Putin’s skills at media management–and manipulation–are indeed impressive. Another technique he developed for muting criticism was to pour tens of millions of state rubles into RT and Sputnik–English-language TV and digital mouthpieces for the Kremlin that laud Russia while vigorously attacking the West, particularly the U.S. Even the Internet, where critical bloggers have been less subject to repression than traditional journalists have, looks increasingly vulnerable in the wake of new Kremlin-supported laws.

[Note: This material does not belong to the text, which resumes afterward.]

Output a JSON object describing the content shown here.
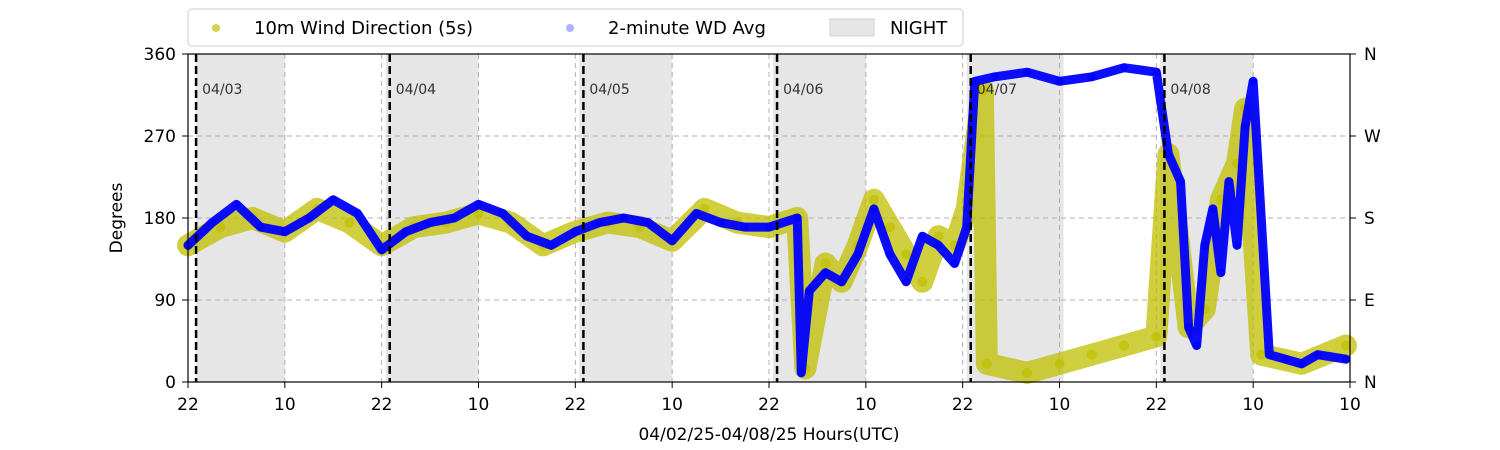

Protests against these moves are relatively small and nearly always unsuccessful, perhaps because the Kremlin has seemingly convinced much of the Russian public that the West seeks nothing short of Russia’s economic and political collapse. That message was hammered home throughout 2014 in media coverage blaming Western sanctions (in retaliation for Ukraine) and a Western-led information war for most of the country’s problems.

Putin’s continued high ratings in public opinion polls indicate that the message has been accepted–and not just at home. His democratator techniques have been adopted in Turkey, Hungary, and elsewhere by leaders who seek new, more nuanced tools for stifling their critics.

The danger, of course, is that the story of the rise and fall of the independent Russian media will be viewed by such leaders not as a cautionary tale but instead as a successful model for containing and manipulating the flow of information.

Ann Cooper is a professor at Columbia Journalism School; from 1998-2006 she was executive director of CPJ, and before that she was a foreign correspondent for NPR, including serving as Moscow bureau chief from 1987 to 1991.